May a deaf, mute, knowing no english or sign language be allowed to testify as a key witness in a criminal trial?
Question Details: A deaf, mute, non-english understanding or writing allowed to testify as the key witness in a criminal trial if there are 2 intermediary interpreters and no effective cross examination by the defendant allowed?
That would be a question for the determination of the trial judge. I am inclined to guess that the judge will allow it if he is a key witness. The defense attorney may wish to note their objection for the record to preserve the right to bring it up on appeal in the event the trial does not go well for the defendant. I am a New York criminal defense attorney. Give me a call if you would like to discuss the matter. It would be my pleasure to speak with you about the case. Darren M. Shapiro, Esq. 631-882-3140
If the witness can make himself understood to an American jury through two interpreters, he can be cross-examined through the two interpreters. So I don't see how the defendant can claim that there's no opportunity for effective cross-examination. It might take an approach a little different than that counsel would use with most witnesses, but it can be done.
Cross examination is an art. If you're the defendant, you will definitely need an attorney to cross examine this witness.

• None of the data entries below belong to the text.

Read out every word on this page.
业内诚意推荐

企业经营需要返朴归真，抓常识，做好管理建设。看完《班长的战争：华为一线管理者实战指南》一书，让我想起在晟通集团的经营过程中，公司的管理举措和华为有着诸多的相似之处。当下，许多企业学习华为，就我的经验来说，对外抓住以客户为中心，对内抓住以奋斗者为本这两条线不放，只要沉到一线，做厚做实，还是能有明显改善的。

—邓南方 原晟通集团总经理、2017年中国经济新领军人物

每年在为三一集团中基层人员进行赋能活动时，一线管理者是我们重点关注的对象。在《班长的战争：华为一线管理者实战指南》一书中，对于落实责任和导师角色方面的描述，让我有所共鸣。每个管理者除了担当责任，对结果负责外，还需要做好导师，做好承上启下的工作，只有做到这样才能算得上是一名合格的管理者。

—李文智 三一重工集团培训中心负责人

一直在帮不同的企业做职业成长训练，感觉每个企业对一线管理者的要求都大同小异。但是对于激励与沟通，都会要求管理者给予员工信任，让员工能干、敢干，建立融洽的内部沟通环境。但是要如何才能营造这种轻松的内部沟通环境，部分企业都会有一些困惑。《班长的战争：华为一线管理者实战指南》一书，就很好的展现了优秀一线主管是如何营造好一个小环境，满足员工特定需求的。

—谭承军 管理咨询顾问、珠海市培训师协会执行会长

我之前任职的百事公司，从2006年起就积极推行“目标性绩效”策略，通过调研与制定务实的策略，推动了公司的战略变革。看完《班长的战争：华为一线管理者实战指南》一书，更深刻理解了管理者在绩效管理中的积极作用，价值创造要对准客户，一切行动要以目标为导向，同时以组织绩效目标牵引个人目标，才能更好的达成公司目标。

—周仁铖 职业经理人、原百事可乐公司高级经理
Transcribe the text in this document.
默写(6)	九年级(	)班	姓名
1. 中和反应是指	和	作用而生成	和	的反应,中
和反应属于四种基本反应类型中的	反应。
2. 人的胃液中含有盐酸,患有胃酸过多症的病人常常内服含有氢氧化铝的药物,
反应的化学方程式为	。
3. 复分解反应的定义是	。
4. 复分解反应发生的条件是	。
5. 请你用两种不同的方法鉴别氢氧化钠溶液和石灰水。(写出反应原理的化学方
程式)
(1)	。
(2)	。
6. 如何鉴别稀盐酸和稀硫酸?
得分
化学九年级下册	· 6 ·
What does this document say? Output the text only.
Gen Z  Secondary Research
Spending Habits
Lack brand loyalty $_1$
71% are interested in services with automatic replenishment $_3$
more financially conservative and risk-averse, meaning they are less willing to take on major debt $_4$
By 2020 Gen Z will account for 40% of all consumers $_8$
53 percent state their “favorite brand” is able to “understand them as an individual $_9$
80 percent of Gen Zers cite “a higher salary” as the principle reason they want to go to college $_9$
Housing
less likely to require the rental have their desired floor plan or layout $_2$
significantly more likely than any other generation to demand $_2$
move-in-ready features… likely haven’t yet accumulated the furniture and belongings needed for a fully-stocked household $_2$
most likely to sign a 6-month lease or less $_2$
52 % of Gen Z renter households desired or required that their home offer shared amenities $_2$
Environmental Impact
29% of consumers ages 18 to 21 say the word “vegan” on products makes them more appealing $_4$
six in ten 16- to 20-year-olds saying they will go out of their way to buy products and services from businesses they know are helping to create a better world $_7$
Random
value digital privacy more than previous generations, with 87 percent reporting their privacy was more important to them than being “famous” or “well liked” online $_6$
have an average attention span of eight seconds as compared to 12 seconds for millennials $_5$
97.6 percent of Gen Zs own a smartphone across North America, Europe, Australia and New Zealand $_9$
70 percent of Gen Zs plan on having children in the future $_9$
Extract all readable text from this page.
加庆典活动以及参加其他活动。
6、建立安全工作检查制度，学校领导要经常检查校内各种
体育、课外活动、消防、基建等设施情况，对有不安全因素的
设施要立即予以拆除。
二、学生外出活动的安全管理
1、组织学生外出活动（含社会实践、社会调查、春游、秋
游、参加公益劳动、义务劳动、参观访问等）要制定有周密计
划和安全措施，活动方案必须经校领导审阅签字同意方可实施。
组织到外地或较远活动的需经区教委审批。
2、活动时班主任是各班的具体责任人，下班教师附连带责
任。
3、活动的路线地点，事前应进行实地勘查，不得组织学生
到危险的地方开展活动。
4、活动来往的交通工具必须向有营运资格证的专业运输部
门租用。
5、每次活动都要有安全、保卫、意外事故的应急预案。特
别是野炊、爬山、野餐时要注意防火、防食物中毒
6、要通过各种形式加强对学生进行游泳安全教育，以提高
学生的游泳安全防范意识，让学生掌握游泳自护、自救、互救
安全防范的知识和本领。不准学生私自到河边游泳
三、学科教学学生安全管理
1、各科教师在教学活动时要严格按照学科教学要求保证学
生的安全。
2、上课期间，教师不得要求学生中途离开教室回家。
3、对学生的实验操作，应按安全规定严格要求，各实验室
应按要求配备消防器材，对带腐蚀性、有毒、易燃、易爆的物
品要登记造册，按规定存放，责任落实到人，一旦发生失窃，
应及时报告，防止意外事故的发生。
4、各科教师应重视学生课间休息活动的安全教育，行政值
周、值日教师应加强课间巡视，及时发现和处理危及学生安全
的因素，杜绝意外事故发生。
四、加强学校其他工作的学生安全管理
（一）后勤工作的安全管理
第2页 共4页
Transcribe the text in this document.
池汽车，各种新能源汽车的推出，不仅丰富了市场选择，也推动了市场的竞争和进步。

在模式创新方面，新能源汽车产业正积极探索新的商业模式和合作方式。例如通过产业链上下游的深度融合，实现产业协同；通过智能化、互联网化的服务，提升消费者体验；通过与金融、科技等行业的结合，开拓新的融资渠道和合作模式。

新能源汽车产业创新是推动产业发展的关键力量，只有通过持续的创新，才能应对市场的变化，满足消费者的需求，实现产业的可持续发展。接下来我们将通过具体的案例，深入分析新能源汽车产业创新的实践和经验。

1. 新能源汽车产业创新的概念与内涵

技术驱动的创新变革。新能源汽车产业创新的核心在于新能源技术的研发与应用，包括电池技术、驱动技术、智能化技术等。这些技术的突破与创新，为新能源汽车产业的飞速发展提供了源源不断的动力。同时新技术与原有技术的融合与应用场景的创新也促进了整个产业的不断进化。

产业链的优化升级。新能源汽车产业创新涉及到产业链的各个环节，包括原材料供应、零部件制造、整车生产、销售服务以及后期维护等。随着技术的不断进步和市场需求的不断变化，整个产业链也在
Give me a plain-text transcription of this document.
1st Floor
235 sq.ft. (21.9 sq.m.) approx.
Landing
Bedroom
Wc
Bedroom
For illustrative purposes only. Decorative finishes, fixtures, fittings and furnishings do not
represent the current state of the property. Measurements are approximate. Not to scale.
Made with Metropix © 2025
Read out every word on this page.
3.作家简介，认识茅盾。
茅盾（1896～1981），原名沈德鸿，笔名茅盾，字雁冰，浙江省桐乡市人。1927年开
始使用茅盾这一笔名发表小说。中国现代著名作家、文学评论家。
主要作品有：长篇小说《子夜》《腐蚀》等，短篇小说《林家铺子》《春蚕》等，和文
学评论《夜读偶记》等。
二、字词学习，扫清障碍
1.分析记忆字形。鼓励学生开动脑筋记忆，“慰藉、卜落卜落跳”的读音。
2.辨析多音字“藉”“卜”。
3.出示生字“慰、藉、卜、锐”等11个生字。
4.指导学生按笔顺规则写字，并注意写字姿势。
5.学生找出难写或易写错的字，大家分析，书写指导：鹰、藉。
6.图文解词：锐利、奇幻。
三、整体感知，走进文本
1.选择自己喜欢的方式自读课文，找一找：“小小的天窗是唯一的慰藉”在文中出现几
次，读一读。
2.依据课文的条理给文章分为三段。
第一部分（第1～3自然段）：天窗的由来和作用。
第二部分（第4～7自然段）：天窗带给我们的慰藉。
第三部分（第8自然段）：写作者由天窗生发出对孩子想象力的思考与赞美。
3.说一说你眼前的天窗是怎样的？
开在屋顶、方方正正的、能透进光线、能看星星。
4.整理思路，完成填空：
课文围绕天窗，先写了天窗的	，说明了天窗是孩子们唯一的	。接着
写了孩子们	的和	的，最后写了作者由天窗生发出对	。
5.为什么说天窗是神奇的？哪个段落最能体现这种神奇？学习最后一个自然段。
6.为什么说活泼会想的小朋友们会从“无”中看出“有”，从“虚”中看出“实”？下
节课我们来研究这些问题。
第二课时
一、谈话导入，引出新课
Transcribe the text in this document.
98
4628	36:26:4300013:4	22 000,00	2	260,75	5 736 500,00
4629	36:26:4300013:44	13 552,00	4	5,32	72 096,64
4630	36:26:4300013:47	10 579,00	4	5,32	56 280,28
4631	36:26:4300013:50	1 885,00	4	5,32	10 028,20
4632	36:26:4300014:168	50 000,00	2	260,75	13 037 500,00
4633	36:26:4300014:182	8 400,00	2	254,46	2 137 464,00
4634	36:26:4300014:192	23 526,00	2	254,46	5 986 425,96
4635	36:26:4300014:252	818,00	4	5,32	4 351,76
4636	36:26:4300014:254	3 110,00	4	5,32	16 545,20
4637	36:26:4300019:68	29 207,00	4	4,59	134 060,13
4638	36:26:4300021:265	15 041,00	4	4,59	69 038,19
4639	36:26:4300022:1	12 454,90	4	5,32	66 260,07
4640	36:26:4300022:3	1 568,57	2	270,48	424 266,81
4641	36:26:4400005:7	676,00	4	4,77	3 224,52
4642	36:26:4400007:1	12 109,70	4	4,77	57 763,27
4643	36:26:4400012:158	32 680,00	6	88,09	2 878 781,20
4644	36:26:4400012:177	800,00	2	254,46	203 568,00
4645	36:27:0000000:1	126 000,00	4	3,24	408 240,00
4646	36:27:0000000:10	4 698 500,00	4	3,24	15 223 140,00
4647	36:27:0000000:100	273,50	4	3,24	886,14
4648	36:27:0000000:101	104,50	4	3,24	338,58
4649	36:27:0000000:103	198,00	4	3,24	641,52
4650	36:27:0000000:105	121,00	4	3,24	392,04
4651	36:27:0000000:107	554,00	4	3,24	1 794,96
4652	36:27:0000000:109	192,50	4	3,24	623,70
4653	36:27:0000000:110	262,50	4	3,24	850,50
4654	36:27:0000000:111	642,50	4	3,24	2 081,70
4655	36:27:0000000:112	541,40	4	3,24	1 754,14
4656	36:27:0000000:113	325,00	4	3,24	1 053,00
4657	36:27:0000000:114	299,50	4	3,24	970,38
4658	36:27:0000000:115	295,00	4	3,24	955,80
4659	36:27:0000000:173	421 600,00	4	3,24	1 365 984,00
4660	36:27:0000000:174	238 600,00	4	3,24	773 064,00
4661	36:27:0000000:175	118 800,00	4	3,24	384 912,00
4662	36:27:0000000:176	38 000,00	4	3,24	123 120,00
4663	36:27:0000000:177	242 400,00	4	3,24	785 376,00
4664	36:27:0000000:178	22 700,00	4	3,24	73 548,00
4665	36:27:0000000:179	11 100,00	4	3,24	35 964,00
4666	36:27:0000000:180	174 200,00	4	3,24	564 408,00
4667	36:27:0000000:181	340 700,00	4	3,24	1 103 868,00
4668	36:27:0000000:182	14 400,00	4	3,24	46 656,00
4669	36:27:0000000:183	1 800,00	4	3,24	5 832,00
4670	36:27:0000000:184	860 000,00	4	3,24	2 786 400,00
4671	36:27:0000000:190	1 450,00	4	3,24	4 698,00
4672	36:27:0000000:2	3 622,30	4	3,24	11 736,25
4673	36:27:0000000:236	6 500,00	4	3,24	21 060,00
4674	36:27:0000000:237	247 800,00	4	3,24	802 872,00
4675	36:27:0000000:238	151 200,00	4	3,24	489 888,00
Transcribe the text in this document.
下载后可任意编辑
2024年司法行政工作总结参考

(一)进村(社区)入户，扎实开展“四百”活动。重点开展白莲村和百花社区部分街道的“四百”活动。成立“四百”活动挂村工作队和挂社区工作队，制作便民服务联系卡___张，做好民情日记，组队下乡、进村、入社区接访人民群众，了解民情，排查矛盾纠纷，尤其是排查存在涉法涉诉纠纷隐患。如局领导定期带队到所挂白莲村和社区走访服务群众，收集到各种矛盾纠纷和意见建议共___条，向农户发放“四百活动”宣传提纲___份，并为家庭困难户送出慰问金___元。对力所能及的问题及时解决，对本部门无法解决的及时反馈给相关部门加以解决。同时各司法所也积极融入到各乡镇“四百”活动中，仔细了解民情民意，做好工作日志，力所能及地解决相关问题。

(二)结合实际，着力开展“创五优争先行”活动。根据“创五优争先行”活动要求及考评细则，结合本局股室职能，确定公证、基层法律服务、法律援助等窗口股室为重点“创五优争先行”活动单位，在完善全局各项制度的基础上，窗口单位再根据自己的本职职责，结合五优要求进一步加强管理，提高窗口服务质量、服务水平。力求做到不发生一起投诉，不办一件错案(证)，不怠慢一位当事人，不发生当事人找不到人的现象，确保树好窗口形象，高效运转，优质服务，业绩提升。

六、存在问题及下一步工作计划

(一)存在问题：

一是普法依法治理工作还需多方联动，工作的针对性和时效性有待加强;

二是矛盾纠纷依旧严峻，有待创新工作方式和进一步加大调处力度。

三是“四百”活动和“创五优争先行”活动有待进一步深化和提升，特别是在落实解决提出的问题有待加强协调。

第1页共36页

Although I do not practice law in the state of New York, here are my initial impressions. First, it is unclear to me how this person could testify if they can neither speak or write. What kind of interpreters are these? Can this witness write in a language other than English? It seems to me that the defendant's attorney may be able to file a motion to preclude this testimony based upon its unreliability. In any event, the 5th amendment to the United States constitution includes something called the "confrontation clause", which gives the defendant a constitutional right to cross examine any witnesses. Therefore, if cross examination of this witness is being denied this would potentially be a gross violation of the defendant's constitutional rights and a clear basis for a future appeal.